Rebecca Zemmelman, For The Miami Student

House Bill 36 was officially signed and passed into law by Ohio Governor John Kasich Wednesday. The bill will restore the number of calamity days, commonly called snow days, in Ohio public schools from a maximum of three to a maximum of five.

The bill was passed by the Senate on April 6 and delivered to the Governor a day later, according to Mercy Sutyak, legislative aide to Ohio State Senator Edna Brown.

According to Sutyak, the maximum number of calamity days was five until 2008 when former Governor Ted Strickland decided to reduce the number to three. However, Ohio Republican Representatives Casey Kozlowski and John Carey decided to sponsor this bill after their districts had particularly harsh winters, leading the school systems to surpass their limit on snow days.

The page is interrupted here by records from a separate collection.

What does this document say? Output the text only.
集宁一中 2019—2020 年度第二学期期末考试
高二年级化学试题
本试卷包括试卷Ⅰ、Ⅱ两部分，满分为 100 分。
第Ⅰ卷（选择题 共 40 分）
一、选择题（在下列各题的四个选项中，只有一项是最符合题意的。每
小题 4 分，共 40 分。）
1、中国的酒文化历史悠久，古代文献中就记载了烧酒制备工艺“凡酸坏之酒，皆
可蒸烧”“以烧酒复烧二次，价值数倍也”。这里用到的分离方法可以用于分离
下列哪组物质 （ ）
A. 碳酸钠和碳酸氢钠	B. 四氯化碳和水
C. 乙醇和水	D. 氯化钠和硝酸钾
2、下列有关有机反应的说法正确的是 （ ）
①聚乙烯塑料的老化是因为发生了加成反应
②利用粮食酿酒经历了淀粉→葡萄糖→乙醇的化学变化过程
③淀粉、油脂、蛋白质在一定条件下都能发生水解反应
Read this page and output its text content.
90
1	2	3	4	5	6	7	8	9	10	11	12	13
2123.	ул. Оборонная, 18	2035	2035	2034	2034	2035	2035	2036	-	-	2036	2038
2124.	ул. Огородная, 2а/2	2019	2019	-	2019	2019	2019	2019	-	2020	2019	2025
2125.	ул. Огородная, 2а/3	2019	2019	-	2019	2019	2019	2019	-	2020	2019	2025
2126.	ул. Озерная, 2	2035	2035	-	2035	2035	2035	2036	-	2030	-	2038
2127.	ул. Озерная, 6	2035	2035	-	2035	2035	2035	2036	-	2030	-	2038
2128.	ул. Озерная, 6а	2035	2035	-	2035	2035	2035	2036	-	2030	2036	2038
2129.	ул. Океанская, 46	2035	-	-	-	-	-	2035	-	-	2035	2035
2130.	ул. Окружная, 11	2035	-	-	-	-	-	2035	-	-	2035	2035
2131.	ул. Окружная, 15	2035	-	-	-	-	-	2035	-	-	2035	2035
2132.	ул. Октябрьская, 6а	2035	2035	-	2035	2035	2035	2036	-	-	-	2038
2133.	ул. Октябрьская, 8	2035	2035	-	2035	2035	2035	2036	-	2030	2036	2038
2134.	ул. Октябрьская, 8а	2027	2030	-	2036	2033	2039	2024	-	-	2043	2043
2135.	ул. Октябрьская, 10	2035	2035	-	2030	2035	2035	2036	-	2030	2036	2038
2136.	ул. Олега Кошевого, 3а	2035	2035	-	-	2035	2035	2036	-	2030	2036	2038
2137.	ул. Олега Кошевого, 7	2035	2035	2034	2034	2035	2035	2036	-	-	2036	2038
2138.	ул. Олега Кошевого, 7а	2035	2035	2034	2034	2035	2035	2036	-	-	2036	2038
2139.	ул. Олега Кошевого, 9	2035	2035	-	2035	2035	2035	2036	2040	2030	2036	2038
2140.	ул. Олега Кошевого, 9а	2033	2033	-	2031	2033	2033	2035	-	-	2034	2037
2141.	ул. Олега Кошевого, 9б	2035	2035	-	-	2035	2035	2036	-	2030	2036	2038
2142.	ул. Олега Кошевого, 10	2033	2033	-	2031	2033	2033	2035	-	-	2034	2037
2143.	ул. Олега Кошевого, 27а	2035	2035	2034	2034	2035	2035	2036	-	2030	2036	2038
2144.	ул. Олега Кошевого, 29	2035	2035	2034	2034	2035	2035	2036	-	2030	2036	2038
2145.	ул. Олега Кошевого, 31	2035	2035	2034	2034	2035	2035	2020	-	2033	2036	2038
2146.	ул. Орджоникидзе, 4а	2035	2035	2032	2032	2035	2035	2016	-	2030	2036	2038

“Senator Brown voted for the bill because she understands that some of Ohio’s regions may experience weather that makes it very difficult to transport students to school and provisions have been put in place to allow school districts to make up the missed instruction time by various means,” Sutyak said

According to Talawanda Local School District Superintendent Phil Cagwin, Talawanda had used seven calamity days this year. Prior to the passage of the bill, Talawanda would be making up four days in June after school was supposed to be on summer break.

However, according to Cagwin, Kasich signed the bill as an emergency bill which means it will go into effect right away, taking away two of Talawanda’s summer make-up days.

The bill also allows the district to accumulate partial days, taking away one more make-up day from Talawanda.

Talawanda will be in school only one extra day this year, June 6.

“I am happy about this bill,” Cagwin said. “The days that are made up in June are difficult to keep kids focused and learning at their highest potential. It helps financially too.”

Fairfield City Schools board member and Miami University political science professor, Mark Morris, is neutral about the decision but pleased that the bill has finally been decided on.

“We can now organize our calendars for next year and notify the parents in the school district,” Morris said. “I am glad we will not be having to make up as many days in the summer.”

Miami sophomore Julia Byers supports the passing of the bill.

“I think that Northern Ohio school districts should go back to 5 calamity days per year,” Byers said. “It is extremely hard to predict how bad an upcoming winter will be. In my opinion it is easier to schedule in the five extra days versus only scheduling three and having to pay teachers and keep students well into the summer to make-up for the snow days.”